As I was waiting for Oliver to finish his morning preschool session, I sat in the car listening to the radio and catching up on emails.  One of the lunch periods came outside for recess and I immediately noticed a little girl I know.  She is in Wavey's class, but spends time in the mainstream classroom as well.  She wandered the playground, basketball court and kickball field.   She loves to walk and explore.  I started crying, watching this lovely little girl wander among the other children.  I didn't notice anyone say hello  or invite her to play with them.  And then it happened.  From the kickball field a little girl yelled "Hi "Mary" and ran over to give her a hug.  It was just a short exchange, but my heart swelled with love for these 2 girls.  It was a simple moment, just a greeting.  But to a mom who has children with special needs, it meant the world to me.

My mind went back to the hallway on Waverly's first day of school this year, to the little girl who waved and said "Hi Waverly" as I walked her to her classroom.  I still get tears in my eyes and a lump in my throat when I think about that.

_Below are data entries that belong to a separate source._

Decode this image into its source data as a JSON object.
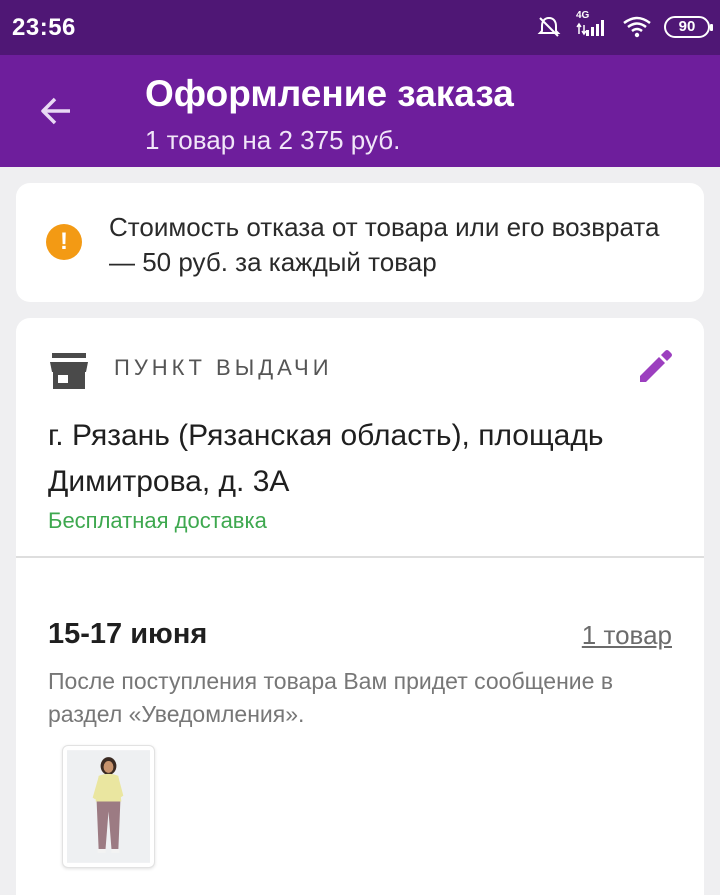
{
  "status_bar": {
    "time": "23:56",
    "network": "4G",
    "battery": "90",
    "icons": [
      "alarm-off-icon",
      "signal-icon",
      "wifi-icon",
      "battery-icon"
    ]
  },
  "app_bar": {
    "title": "Оформление заказа",
    "subtitle": "1 товар на 2 375 руб.",
    "background_color": "#6e1e9c",
    "back_icon": "arrow-left-icon"
  },
  "notice": {
    "icon": "warning-icon",
    "icon_color": "#f39a14",
    "text": "Стоимость отказа от товара или его возврата — 50 руб. за каждый товар"
  },
  "pickup": {
    "section_label": "ПУНКТ ВЫДАЧИ",
    "section_icon": "store-icon",
    "edit_icon": "pencil-icon",
    "address": "г. Рязань (Рязанская область), площадь Димитрова, д. 3А",
    "delivery_note": "Бесплатная доставка",
    "delivery_color": "#3ea84f"
  },
  "shipment": {
    "date": "15-17 июня",
    "items_link": "1 товар",
    "note": "После поступления товара Вам придет сообщение в раздел «Уведомления».",
    "products": [
      {
        "thumbnail": "product-photo-woman-in-yellow-top-and-mauve-pants"
      }
    ]
  }
}
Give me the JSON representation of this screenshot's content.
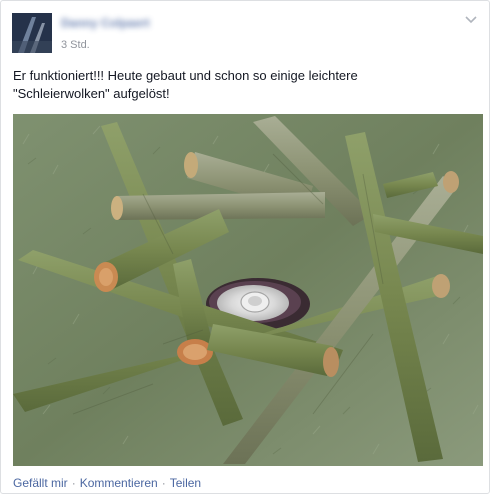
{
  "post": {
    "author": "Danny Colpaert",
    "timestamp": "3 Std.",
    "text_line1": "Er funktioniert!!! Heute gebaut und schon so einige leichtere",
    "text_line2": "\"Schleierwolken\" aufgelöst!"
  },
  "actions": {
    "like": "Gefällt mir",
    "comment": "Kommentieren",
    "share": "Teilen",
    "separator": "·"
  },
  "icons": {
    "menu": "chevron-down-icon"
  },
  "colors": {
    "link": "#4b67a1",
    "meta": "#90949c",
    "text": "#141823",
    "author": "#3b5998"
  }
}
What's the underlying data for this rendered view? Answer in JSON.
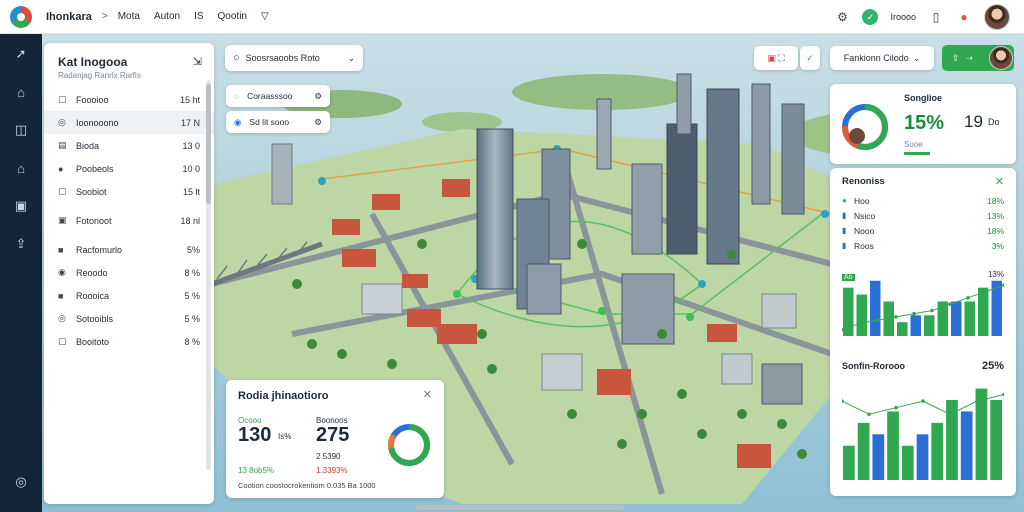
{
  "topbar": {
    "brand": "Ihonkara",
    "crumb_sep": ">",
    "nav": [
      "Mota",
      "Auton",
      "IS",
      "Qootin"
    ],
    "status_label": "Iroooo"
  },
  "search": {
    "text": "Soosrsaoobs Roto"
  },
  "chips": {
    "top": "Coraasssoo",
    "second": "Sd lit sooo"
  },
  "toolbar": {
    "filter_label": "Fankionn Cilodo"
  },
  "left_panel": {
    "title": "Kat Inogooa",
    "subtitle": "Radanjag Ranrlx Rarfis",
    "rows": [
      {
        "icon": "▢",
        "label": "Foooioo",
        "value": "15 ht"
      },
      {
        "icon": "◎",
        "label": "Ioonooono",
        "value": "17 N"
      },
      {
        "icon": "▤",
        "label": "Bioda",
        "value": "13 0"
      },
      {
        "icon": "●",
        "label": "Poobeols",
        "value": "10 0"
      },
      {
        "icon": "▢",
        "label": "Soobiot",
        "value": "15 lt"
      },
      {
        "icon": "▣",
        "label": "Fotonoot",
        "value": "18 nl"
      },
      {
        "icon": "■",
        "label": "Racfomurlo",
        "value": "5%"
      },
      {
        "icon": "◉",
        "label": "Reoodo",
        "value": "8 %"
      },
      {
        "icon": "■",
        "label": "Roooica",
        "value": "5 %"
      },
      {
        "icon": "◎",
        "label": "Sotooibls",
        "value": "5 %"
      },
      {
        "icon": "▢",
        "label": "Booitoto",
        "value": "8 %"
      }
    ]
  },
  "info_card": {
    "title": "Rodia jhinaotioro",
    "left_label": "Ocooo",
    "left_value": "130",
    "left_unit": "Is%",
    "left_sub": "13 8ob5%",
    "mid_label": "Boonoos",
    "mid_value": "275",
    "mid_sub": "2 5390",
    "mid_pct": "1.3393%",
    "footer": "Cootion coostocrokentiom 0.035 Ba 1000",
    "ring_pct": 0.72
  },
  "stats_panel": {
    "title": "Songlioe",
    "big_value": "15%",
    "side_value": "19",
    "side_unit": "Do",
    "sub": "Sooe"
  },
  "metrics_panel": {
    "title": "Renoniss",
    "rows": [
      {
        "icon": "●",
        "label": "Hoo",
        "value": "18%"
      },
      {
        "icon": "▮",
        "label": "Nsico",
        "value": "13%"
      },
      {
        "icon": "▮",
        "label": "Nooo",
        "value": "18%"
      },
      {
        "icon": "▮",
        "label": "Roos",
        "value": "3%"
      }
    ],
    "chart1_label": "13%",
    "chart1_tag": "Ao",
    "chart2_title": "Sonfin-Rorooo",
    "chart2_pct": "25%"
  },
  "colors": {
    "accent_green": "#2fa84f",
    "accent_blue": "#2b6fd6",
    "sidebar": "#14253a"
  },
  "chart_data": [
    {
      "type": "bar",
      "values": [
        7,
        6,
        8,
        5,
        2,
        3,
        3,
        5,
        5,
        5,
        7,
        8
      ],
      "series_colors": [
        "#2fa84f",
        "#2b6fd6"
      ],
      "line": [
        1,
        2,
        2.5,
        3,
        3.5,
        4,
        5,
        6,
        7,
        8
      ]
    },
    {
      "type": "bar",
      "values": [
        3,
        5,
        4,
        6,
        3,
        4,
        5,
        7,
        6,
        8,
        7
      ],
      "series_colors": [
        "#2fa84f",
        "#2b6fd6"
      ],
      "line": [
        6,
        5,
        5.5,
        6,
        5,
        6,
        6.5
      ]
    }
  ]
}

To the parents out there who read my blog, please remember to use the moments when you are out with your children and you interact with someone who has a disability to make it a teachable moment.  Most kids are afraid of children with special needs, simply because it is unknown to them.  It is not easy, but how incredibly proud would you be of your child if s/he was the one who greeted a child with a disability so warmly.


The Leivas said…
This absolutely made me cry as well! I'm so glad there was a happy ending in this case.
camille said…
LOVE LOVE LOVE this post :)
Anonymous said…
tears well up in my eyes and a lump grows in my throat just readign about it. God bless you and your family.
It is because of Waverly and Oliver that our first priority with our boys in school is for them to be friends to the kids who need friends and defend anyone who is picked on.

My second grader has a classmate with autism in his class and he regularly includes him in group activities and compliments him on his efforts. He regularly makes me tear up with his stories, but I tell him to keep leading in this way and others will follow. Good will grow.

Your kids are inspiring our family.
Anonymous said…
Thanks for that important reminder. I read your blog frequently and am always pulling for your kids. My first grader has a girl with a developmental disability in her class and I always try to make sure that my daughter takes the time to say a kind word to her or include her in activities. Your blog serves as an important reminder as to why this is important.